Data model is the core of every Power BI project. Building a good data model is crucial. In this article, we present 5 best practices to make sure your data model runs smoothly.
Mark as date table
Calendar table is the most important table in a data model. There are many ways to build a calendar table. Our choice is using an M function in Power Query, presented in Creating Dynamic Calendar in Power Query Using an M Function.
After we create a calendar table, we need to mark it as such. We select the table and then Table Tools > Mark as date table. We get asked for the date field. In our case, we choose a field named Date.
Power BI checks if the field contains all the dates between the start and end date and confirms the validation.
Sort by other colum
Month field of the calendar table is just a text type data, which will by default be sorted according to alphabetical order. This is usually not helpful, we want months sorted chronologically in our reports.
We create another field with month number, for example Month No. We can do this in few different ways.
- We open Power Query with Transform Data, choose the Date field of Calendar table and Add Column > Date > Month. We rename field to Month No. We close Power Query with Close&Apply.
- We choose Calendar table in Power BI and click on Table Tools > New column. We enter the formula = MONTH(Calendar[Date]), where Calendar is the name of our calendar table and Date is the name of the date field.
We sort months chronologically by selecting the field with month names Month and then selecting Column Tools > Sort By Column > Month No. Similarly, we can sort days of the week.
Connecting tables to a star schema
When building a data model, we always pursue a Star schema, meaning one fact table and multiple dimension tables. Lets reiterate:
Fact table is a table, containing all the records we observe, for example a table of all the sales transactions. Fact tables are large and are growing daily.
Dimension tables are tables describing attributes like when, who, where and similar. For example, Products is a dimension table containing a all the products sold in a store. Dimension tables are small and rarely change.

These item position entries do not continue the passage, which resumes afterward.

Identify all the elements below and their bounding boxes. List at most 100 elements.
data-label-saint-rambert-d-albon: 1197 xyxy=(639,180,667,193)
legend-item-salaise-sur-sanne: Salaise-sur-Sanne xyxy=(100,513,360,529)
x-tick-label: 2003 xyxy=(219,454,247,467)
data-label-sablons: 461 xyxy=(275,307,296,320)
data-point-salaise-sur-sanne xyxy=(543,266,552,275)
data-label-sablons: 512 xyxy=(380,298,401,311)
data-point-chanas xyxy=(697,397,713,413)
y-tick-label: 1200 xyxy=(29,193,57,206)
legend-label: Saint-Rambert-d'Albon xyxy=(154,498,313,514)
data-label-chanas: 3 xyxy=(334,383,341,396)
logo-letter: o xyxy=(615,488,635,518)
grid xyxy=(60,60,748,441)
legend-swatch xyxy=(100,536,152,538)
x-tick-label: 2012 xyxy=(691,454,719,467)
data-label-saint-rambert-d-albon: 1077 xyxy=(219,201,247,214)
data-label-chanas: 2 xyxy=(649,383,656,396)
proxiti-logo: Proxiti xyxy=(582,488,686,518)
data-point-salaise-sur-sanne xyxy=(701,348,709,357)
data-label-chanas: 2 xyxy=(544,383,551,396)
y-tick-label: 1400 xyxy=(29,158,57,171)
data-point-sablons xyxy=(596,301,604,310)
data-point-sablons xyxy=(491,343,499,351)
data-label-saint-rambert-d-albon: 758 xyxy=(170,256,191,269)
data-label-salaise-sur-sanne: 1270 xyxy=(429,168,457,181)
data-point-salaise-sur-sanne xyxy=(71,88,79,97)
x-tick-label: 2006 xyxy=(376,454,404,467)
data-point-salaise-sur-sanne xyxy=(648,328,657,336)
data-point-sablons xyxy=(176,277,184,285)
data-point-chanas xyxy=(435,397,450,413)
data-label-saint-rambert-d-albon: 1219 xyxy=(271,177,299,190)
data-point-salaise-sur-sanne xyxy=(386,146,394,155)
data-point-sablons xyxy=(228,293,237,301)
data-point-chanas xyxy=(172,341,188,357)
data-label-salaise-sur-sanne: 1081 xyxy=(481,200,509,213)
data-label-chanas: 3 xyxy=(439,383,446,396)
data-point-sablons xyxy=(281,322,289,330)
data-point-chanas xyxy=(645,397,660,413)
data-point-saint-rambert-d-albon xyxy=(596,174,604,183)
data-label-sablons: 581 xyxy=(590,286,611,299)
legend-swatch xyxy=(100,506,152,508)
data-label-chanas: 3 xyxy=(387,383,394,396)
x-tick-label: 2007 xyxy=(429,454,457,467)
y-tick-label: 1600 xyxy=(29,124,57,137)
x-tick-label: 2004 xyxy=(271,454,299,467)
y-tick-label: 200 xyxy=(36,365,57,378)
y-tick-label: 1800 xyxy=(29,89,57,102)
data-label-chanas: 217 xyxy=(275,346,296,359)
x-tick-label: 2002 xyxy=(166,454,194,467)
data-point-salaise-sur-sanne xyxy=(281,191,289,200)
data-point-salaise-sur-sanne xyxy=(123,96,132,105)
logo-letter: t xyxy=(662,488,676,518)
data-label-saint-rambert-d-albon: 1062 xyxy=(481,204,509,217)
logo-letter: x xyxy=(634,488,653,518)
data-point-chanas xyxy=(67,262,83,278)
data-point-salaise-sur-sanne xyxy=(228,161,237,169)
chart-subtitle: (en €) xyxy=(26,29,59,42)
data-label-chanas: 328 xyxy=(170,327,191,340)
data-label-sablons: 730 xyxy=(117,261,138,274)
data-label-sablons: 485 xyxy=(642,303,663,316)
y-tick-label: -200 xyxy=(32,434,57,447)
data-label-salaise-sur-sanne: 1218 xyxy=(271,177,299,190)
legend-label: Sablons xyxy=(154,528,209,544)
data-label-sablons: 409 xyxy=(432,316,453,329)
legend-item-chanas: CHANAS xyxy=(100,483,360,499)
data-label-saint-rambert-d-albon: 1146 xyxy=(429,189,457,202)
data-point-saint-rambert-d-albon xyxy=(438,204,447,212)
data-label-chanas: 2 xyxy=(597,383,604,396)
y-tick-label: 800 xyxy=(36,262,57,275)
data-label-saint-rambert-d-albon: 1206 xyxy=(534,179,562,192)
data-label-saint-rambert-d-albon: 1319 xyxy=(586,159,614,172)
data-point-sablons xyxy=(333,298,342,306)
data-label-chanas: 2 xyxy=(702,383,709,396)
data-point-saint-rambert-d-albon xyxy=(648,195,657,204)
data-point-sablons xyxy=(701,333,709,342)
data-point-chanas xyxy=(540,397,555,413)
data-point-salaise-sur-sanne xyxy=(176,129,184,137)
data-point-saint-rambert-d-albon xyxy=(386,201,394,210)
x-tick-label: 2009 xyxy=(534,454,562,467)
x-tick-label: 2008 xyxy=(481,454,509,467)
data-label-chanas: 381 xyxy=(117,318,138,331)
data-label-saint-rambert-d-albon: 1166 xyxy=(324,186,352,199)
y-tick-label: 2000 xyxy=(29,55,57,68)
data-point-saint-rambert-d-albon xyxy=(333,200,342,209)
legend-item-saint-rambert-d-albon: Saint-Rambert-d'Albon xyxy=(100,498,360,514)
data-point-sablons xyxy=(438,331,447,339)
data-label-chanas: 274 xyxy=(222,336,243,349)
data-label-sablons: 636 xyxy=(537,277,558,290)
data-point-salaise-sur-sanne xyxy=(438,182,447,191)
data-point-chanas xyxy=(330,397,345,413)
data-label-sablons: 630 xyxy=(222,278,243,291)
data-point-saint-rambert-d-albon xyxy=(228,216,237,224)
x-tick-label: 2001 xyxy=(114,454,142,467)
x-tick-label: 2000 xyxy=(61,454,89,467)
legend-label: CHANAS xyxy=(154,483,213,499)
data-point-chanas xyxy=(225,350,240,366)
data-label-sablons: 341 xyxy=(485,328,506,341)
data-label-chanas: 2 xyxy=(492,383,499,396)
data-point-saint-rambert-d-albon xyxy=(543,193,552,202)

Example: image below shows the fSales table, which contains thousands of rows. Each rows represents one transaction. Smaller dimension tables are connected to the fact table.
Best practice is to use an ID column in all dimension tables. For Product table, we would use Product ID. Same field Product ID would also be included in the fact table. We can then connect the fields: we select Product ID from the fact table and drag it to the same field in the dimension table. All we need to ensure is that data types of field match. The relationship is formed. Most relationships are of type Many to One. We usually want to avoid other relationship types.
We connect all other dimension tables in the same way. We get a shape of a star or a Star schema.
Hide connected fields
We hide the connected fields: right click on the field and Hide in report view. We hide the field in both fact and dimension tables. These fields usually contain numbers, which don’t carry any other information other than an index of an attribute. We’ll be using names in our filters, for example Bike BMX-C203 or California. When we select a product in report we consequently filter the product and the fact table. That’s the idea of a Star schema.
We usually go a step further and hide all the fields we don’t use. All that’s left visible in the fact table are measures.
Q&A is a visual that allows us to display data using field names and filters.
We can use synonyms for field names: we select a field name in our data model and enter synonyms in the Synonyms field. We can then call the same data using set synonyms.